DESCRIBE <http://purl.org/vocabularies/princeton/wn30/synset-completion-noun-1> ->
<j.1:classifiedByTopic rdf:resource="http://purl.org/vocabularies/princeton/wn30/synset-American_football-noun-1"/>
The question: is there a public Wordnet query API, or a database, that provides the lexical file information?
Using the Python NLTK interface:
from nltk.corpus import wordnet as wn
for synset in wn.synsets('can'):
print synset.lexname
I don't think you can find it in the RDF/OWL Representation of WordNet. It's in the WordNet distribution though: dict/lexnames. Here is the content of the file as of WordNet 3.0:
00 adj.all 3
01 adj.pert 3
02 adv.all 4
03 noun.Tops 1
04 noun.act 1
05 noun.animal 1
06 noun.artifact 1
07 noun.attribute 1
08 noun.body 1
09 noun.cognition 1
10 noun.communication 1
11 noun.event 1
12 noun.feeling 1
13 noun.food 1
14 noun.group 1
15 noun.location 1
16 noun.motive 1
17 noun.object 1
18 noun.person 1
19 noun.phenomenon 1
20 noun.plant 1
21 noun.possession 1
22 noun.process 1
23 noun.quantity 1
24 noun.relation 1
25 noun.shape 1
26 noun.state 1
27 noun.substance 1
28 noun.time 1
29 verb.body 2
30 verb.change 2
31 verb.cognition 2
32 verb.communication 2
33 verb.competition 2
34 verb.consumption 2
35 verb.contact 2
36 verb.creation 2
37 verb.emotion 2
38 verb.motion 2
39 verb.perception 2
40 verb.possession 2
41 verb.social 2
42 verb.stative 2
43 verb.weather 2
44 adj.ppl 3
For each entry of dict/data.*, the second number is the lexical file info. For example, this filling entry contains the number 13, which is noun.food.

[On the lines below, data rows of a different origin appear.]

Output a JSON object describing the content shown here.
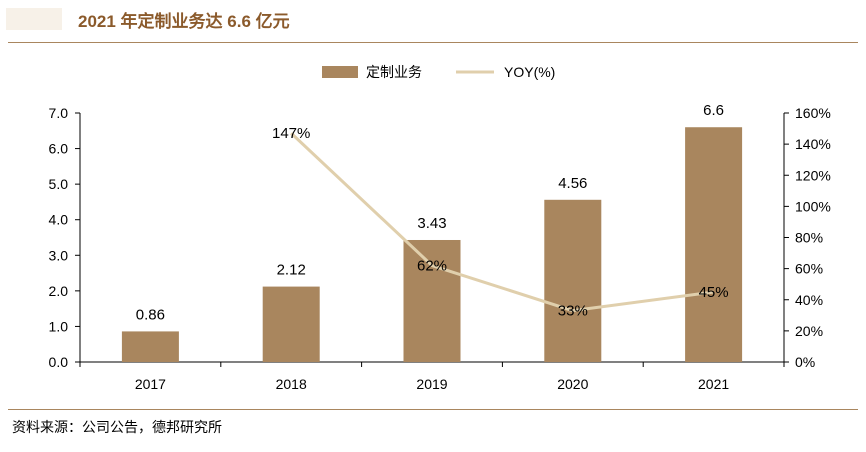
{
  "header": {
    "title": "2021 年定制业务达 6.6 亿元"
  },
  "footer": {
    "source": "资料来源：公司公告，德邦研究所"
  },
  "colors": {
    "bar": "#a9865e",
    "line": "#e0cfac",
    "title": "#8b5a2b",
    "rule": "#a9865e"
  },
  "chart_data": {
    "type": "bar",
    "categories": [
      "2017",
      "2018",
      "2019",
      "2020",
      "2021"
    ],
    "series": [
      {
        "name": "定制业务",
        "type": "bar",
        "axis": "left",
        "values": [
          0.86,
          2.12,
          3.43,
          4.56,
          6.6
        ],
        "labels": [
          "0.86",
          "2.12",
          "3.43",
          "4.56",
          "6.6"
        ]
      },
      {
        "name": "YOY(%)",
        "type": "line",
        "axis": "right",
        "values": [
          null,
          147,
          62,
          33,
          45
        ],
        "labels": [
          "",
          "147%",
          "62%",
          "33%",
          "45%"
        ]
      }
    ],
    "left_axis": {
      "min": 0,
      "max": 7,
      "ticks": [
        0,
        1,
        2,
        3,
        4,
        5,
        6,
        7
      ],
      "tick_labels": [
        "0.0",
        "1.0",
        "2.0",
        "3.0",
        "4.0",
        "5.0",
        "6.0",
        "7.0"
      ]
    },
    "right_axis": {
      "min": 0,
      "max": 160,
      "ticks": [
        0,
        20,
        40,
        60,
        80,
        100,
        120,
        140,
        160
      ],
      "tick_labels": [
        "0%",
        "20%",
        "40%",
        "60%",
        "80%",
        "100%",
        "120%",
        "140%",
        "160%"
      ]
    },
    "legend_position": "top-center",
    "grid": false
  }
}
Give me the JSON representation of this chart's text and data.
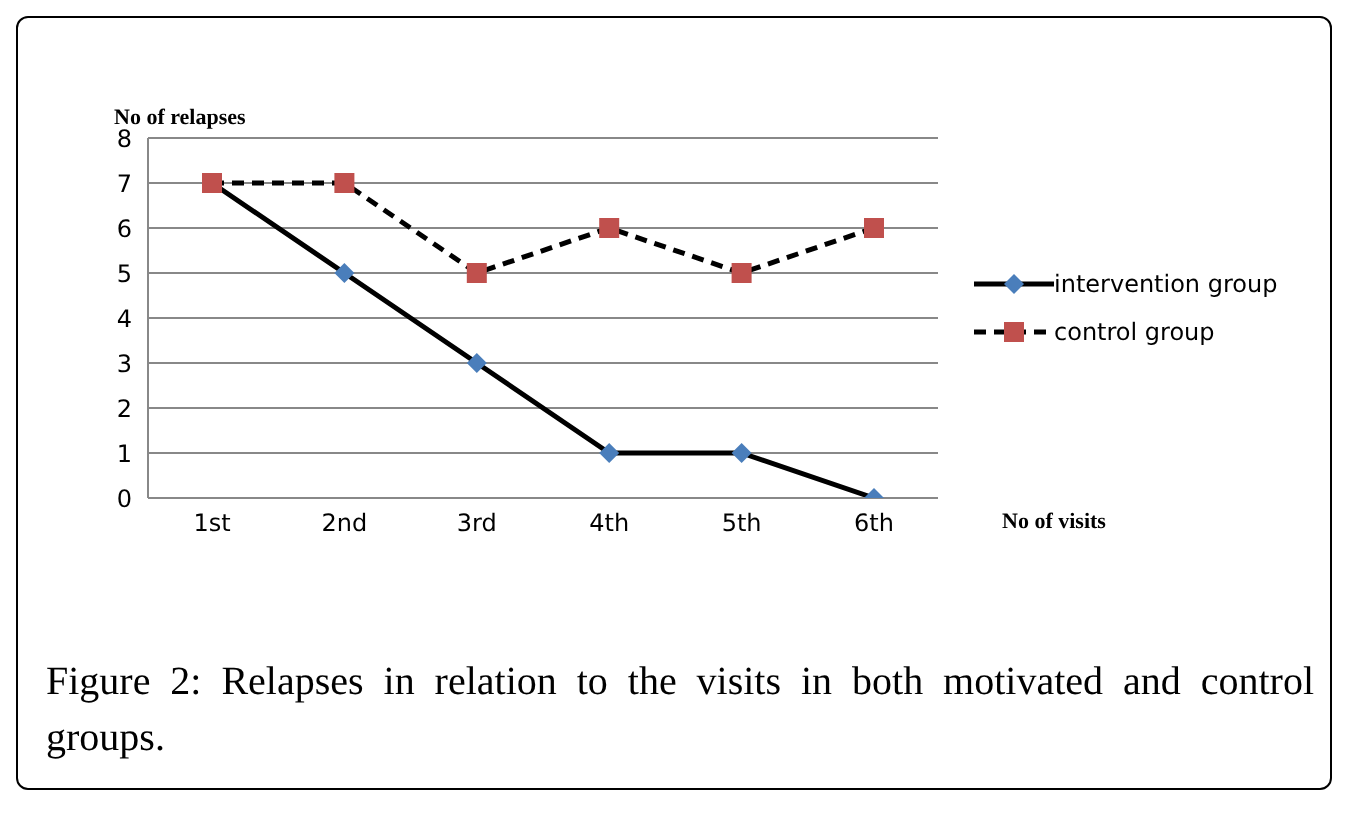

07883031 13 n 01 filling 0 002 # 07882497 n 0000 ~ 07883156 n 0000 | a food mixture used to fill pastry or sandwiches etc.
It can be done through MIT JWI (MIT Java Wordnet Interface) a Java API to query Wordnet. There's a topic in this link showing how to implement a java class to access lexicographic
This is what worked for me,
Synset[] synsets = database.getSynsets(wordStr);
ReferenceSynset referenceSynset = (ReferenceSynset) synsets[i];
int lexicalCode =referenceSynset.getLexicalFileNumber();
Then use above table to deduce "lexnames" e.g. noun.time
If you're on Windows, chances are it is in your appdata, in the local directory. To get there, you will want to open your file browser, go to the top, and type in %appdata%
Next click on roaming, and then find the nltk_data directory. In there, you will have your corpora file. The full path is something like:
C:\Users\yourname\AppData\Roaming\nltk_data\corpora
and lexnames will present under
C:\Users\yourname\AppData\Roaming\nltk_data\corpora\wordnet.